Cprep is a project inspired by Codeforces Polygon, that aims to provide an open-source extensible alternative to programming contest creation.

Installation

Via pip (recommended)

  • Run pip3 install cprep

Via source code

  • Clone the repository
  • Run pip3 install .

How to use

Create a problem

To create a problem, go to some folder and type cprep create [PROBLEM_NAME].

This will create a folder with the name you provided, as well as some files inside that folder to get you started.

Generate tests

To generate tests, you have to write one or more generators, and modify the tests.sh script to generate each test. You can also optionally include validators.

To generate the actual tests, you can use the command cprep generate.

Evaluate tests

To evaluate the solutions without (re-)generating test cases by using cprep evaluate. This will show a table with results of all the submissions.

You can optionally specify which submissions to evaluate.

Run-all

You can also opt to run all of the above steps in order by typing cprep runall.

Note: You can always check the available options by running cprep --help, and even cprep [COMMAND] --help.

Configuration

When running the tool, there will always be a configuration dictating how the process will happen. It can be printed by using cprep config.
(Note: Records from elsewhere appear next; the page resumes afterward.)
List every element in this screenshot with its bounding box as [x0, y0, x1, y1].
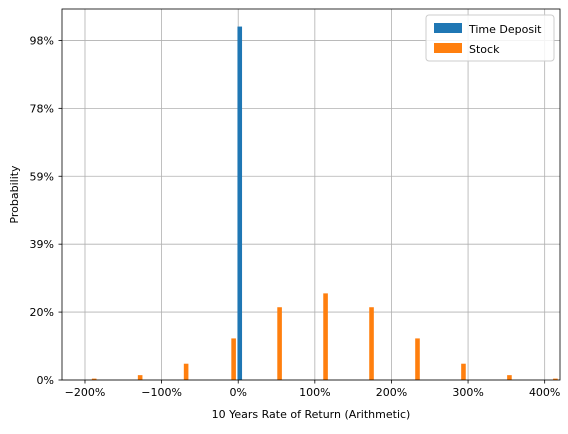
y-axis-label: Probability [8, 165, 21, 224]
plot-frame [61, 8, 561, 381]
y-tick-label: 59% [30, 170, 54, 183]
bar-stock [91, 378, 97, 380]
x-tick-label: 200% [376, 386, 407, 399]
x-tick-label: −200% [65, 386, 106, 399]
bar-stock [231, 338, 236, 380]
bar-stock [461, 363, 466, 380]
legend: Time Deposit Stock [425, 14, 555, 62]
axis-ticks: −200% −100% 0% 100% 200% 300% 400% 0% 20% 39% 59% 7… [30, 34, 561, 399]
bars [91, 26, 558, 381]
bar-stock [415, 338, 420, 380]
x-tick-label: 300% [452, 386, 483, 399]
bar-stock [507, 375, 512, 380]
bar-stock [553, 378, 558, 380]
bar-stock [277, 307, 282, 380]
legend-swatch-stock [434, 43, 462, 53]
x-tick-label: 100% [299, 386, 330, 399]
x-tick-label: −100% [141, 386, 182, 399]
x-tick-label: 0% [229, 386, 246, 399]
bar-stock [137, 375, 143, 380]
bar-time-deposit [237, 26, 243, 381]
y-tick-label: 0% [37, 374, 54, 387]
legend-swatch-time-deposit [434, 23, 462, 33]
y-tick-label: 39% [30, 238, 54, 251]
bar-stock [323, 293, 328, 380]
x-tick-label: 400% [529, 386, 560, 399]
x-axis-label: 10 Years Rate of Return (Arithmetic) [212, 408, 411, 421]
y-tick-label: 78% [30, 102, 54, 115]
bar-stock [183, 363, 189, 380]
y-tick-label: 20% [30, 306, 54, 319]
legend-label-time-deposit: Time Deposit [468, 23, 542, 36]
bar-stock [369, 307, 374, 380]
y-tick-label: 98% [30, 34, 54, 47]
legend-label-stock: Stock [469, 43, 500, 56]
Note: The configuration printed by the above command may depend on the directory you are in.

Global configuration

In order to modify any of the global configuration values, you can add a file called .cprep.yaml in your home directory, where you can override any of the defaults.
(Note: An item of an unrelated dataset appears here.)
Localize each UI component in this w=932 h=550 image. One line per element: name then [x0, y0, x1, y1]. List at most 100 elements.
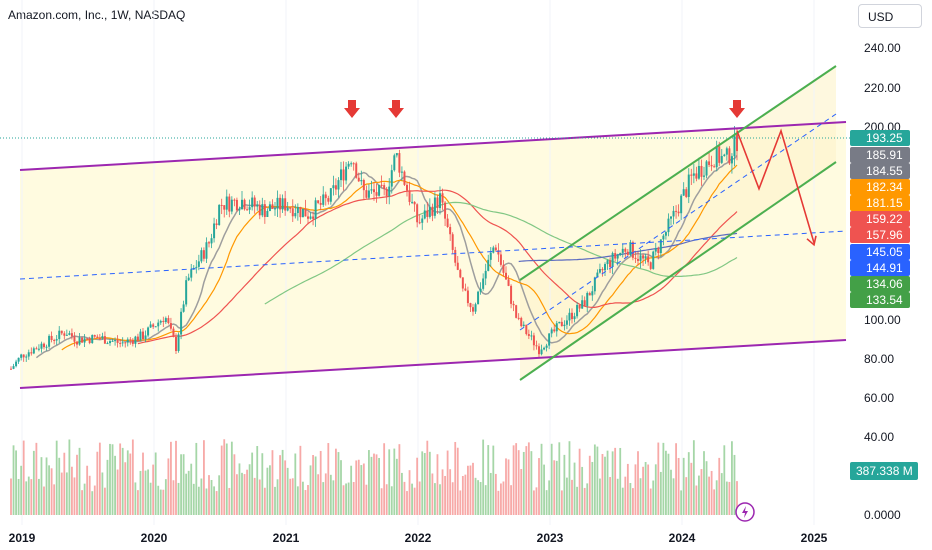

For example, if you want to use a different C++ compiler, you can save:

compilation:
  languages:
    C++:
      compile: "g++ -O0 {src_path} -o {exec_path}"

to destination path ~/.cprep.yaml.

Local configuration

For local-level (per problem) configuration, edit the config.yaml file inside the problem directory (created by running cprep create [NAME]). This will override the global configuration, when running the tool from inside the problem folder (it will not affect other problems, though).

This is generally useful for modifying problem-level details like time limit, input/output files, as well as test name structure.

IMPORTANT: This project is still in early stages of development, therefore the config structure is always subject to change.